Ace coding interviews with Interview AiBoxInterview AiBox guidance for Math-driven solution strategy
Start by counting trailing zeros and separating the product into first and last significant digits. Use logarithmic or iterative math to handle large ranges without full multiplication. This ensures accurate abbreviation while avoiding overflow issues, matching the Math-driven solution strategy pattern precisely.
Problem Statement
Given two positive integers left and right where left is less than or equal to right, calculate the product of all integers in the inclusive range [left, right]. The result may be extremely large, so a standard integer calculation may not be feasible.
Return a string representing the abbreviated product. Abbreviation involves removing trailing zeros, capturing the last few digits, determining the first few digits, and appending the count of removed zeros as an exponent, ensuring the representation is compact and precise.
Examples
Example 1
Input: left = 1, right = 4
Output: "24e0"
The product is 1 × 2 × 3 × 4 = 24. There are no trailing zeros, so 24 remains the same. The abbreviation will end with "e0". Since the number of digits is 2, which is less than 10, we do not have to abbreviate it further. Thus, the final representation is "24e0".
Example 2
Input: left = 2, right = 11
Output: "399168e2"
The product is 39916800. There are 2 trailing zeros, which we remove to get 399168. The abbreviation will end with "e2". The number of digits after removing the trailing zeros is 6, so we do not abbreviate it further. Hence, the abbreviated product is "399168e2".
Example 3
Input: left = 371, right = 375
Output: "7219856259e3"
The product is 7219856259000.
Constraints
- 1 <= left <= right <= 104
Solution Approach
Count trailing zeros
Iterate through the range and count factors of 5 and 2 to determine the number of trailing zeros. This separates the exponent portion from the significant digits for abbreviation.

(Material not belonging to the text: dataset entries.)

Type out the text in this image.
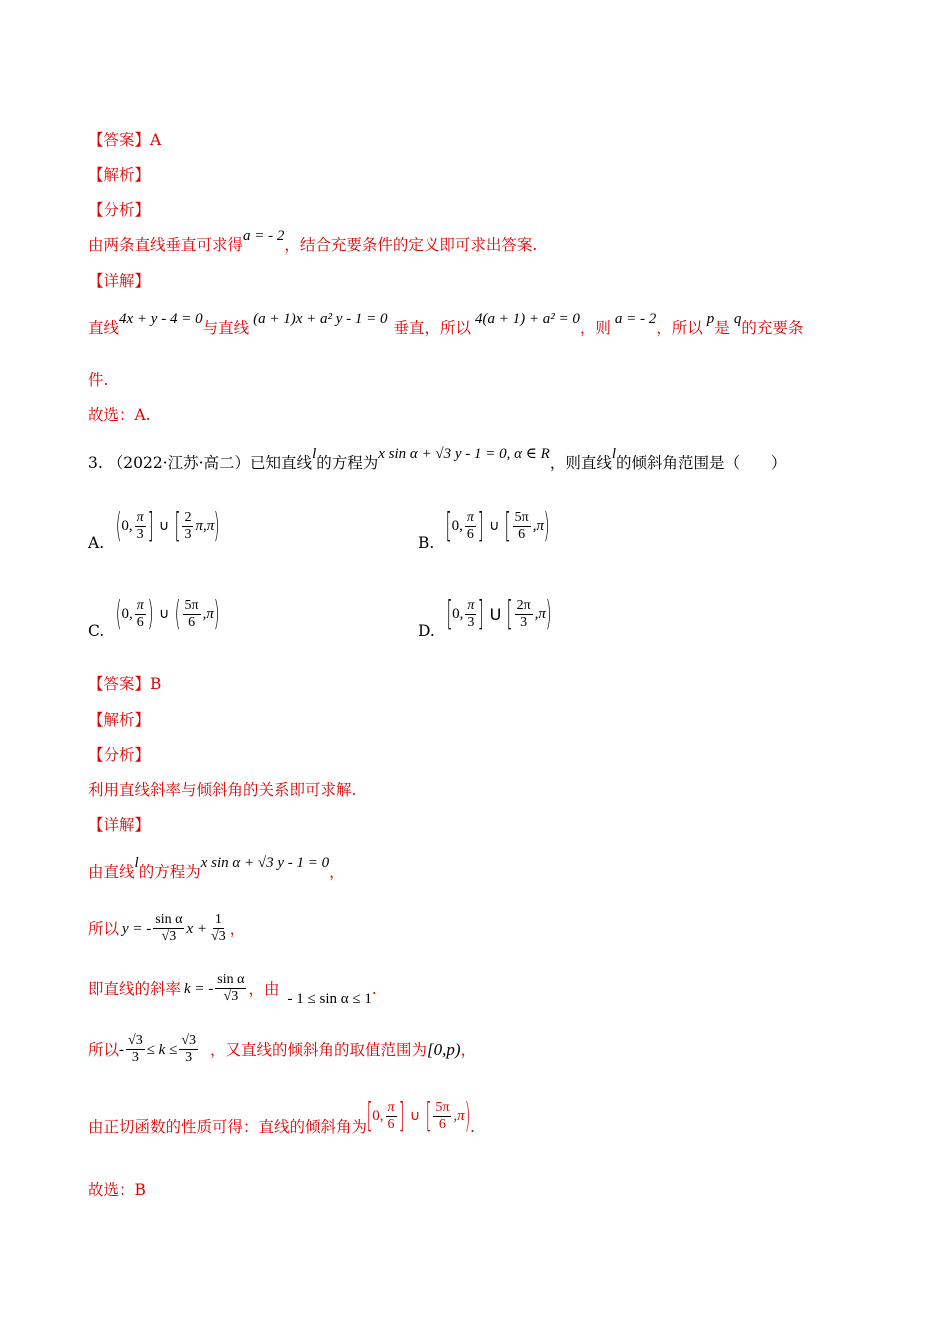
【答案】A
【解析】
【分析】
由两条直线垂直可求得a = - 2，结合充要条件的定义即可求出答案.
【详解】
直线4x + y - 4 = 0与直线 (a + 1)x + a² y - 1 = 0 垂直，所以 4(a + 1) + a² = 0，则 a = - 2，所以 p是 q的充要条
件.
故选：A.
3. （2022·江苏·高二）已知直线l的方程为x sin α + √3 y - 1 = 0, α ∈ R，则直线l的倾斜角范围是（　　）
A. ( 0, $\frac{\pi}{3}$ ] ∪ [ $\frac{2}{3} \pi,\pi$ )	B. [ 0, $\frac{\pi}{6}$ ] ∪ [ $\frac{5\pi}{6} ,\pi$ )
C. ( 0, $\frac{\pi}{6}$ ) ∪ ( $\frac{5\pi}{6} ,\pi$ )	D. [ 0, $\frac{\pi}{3}$ ] U [ $\frac{2\pi}{3} ,\pi$ )
【答案】B
【解析】
【分析】
利用直线斜率与倾斜角的关系即可求解.
【详解】
由直线l的方程为x sin α + √3 y - 1 = 0，
所以 y = - $\frac{\text{sin α}}{√3}$ $x + \frac{1}{√3}$ ，
即直线的斜率 k = - $\frac{\text{sin α}}{√3}$ ，由
- 1 ≤ sin α ≤ 1
.
所以 - $\frac{√3}{3} \le k \le \frac{√3}{3}$ ，又直线的倾斜角的取值范围为 [0,p) ，
由正切函数的性质可得：直线的倾斜角为 [ 0, $\frac{\pi}{6}$ ] ∪ [ $\frac{5\pi}{6} ,\pi$ ) .
故选：B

Compute first and last digits separately
Use logarithms to calculate the leading digits and modular arithmetic for the last digits without computing the full product. This prevents overflow and aligns with the Math-driven solution strategy.
Construct abbreviated string
Combine the first few digits, last few digits, and the trailing zero count into a string formatted as first_digits + last_digits + e + trailing_zero_count. This produces the final abbreviated product.
Complexity Analysis
| Metric | Value |
|---|---|
| Time | Depends on the final approach |
| Space | Depends on the final approach |
Time and space depend on the chosen approach: iterative counting and modular arithmetic reduce complexity compared to full multiplication. Logarithmic computation for first digits ensures efficiency for large ranges.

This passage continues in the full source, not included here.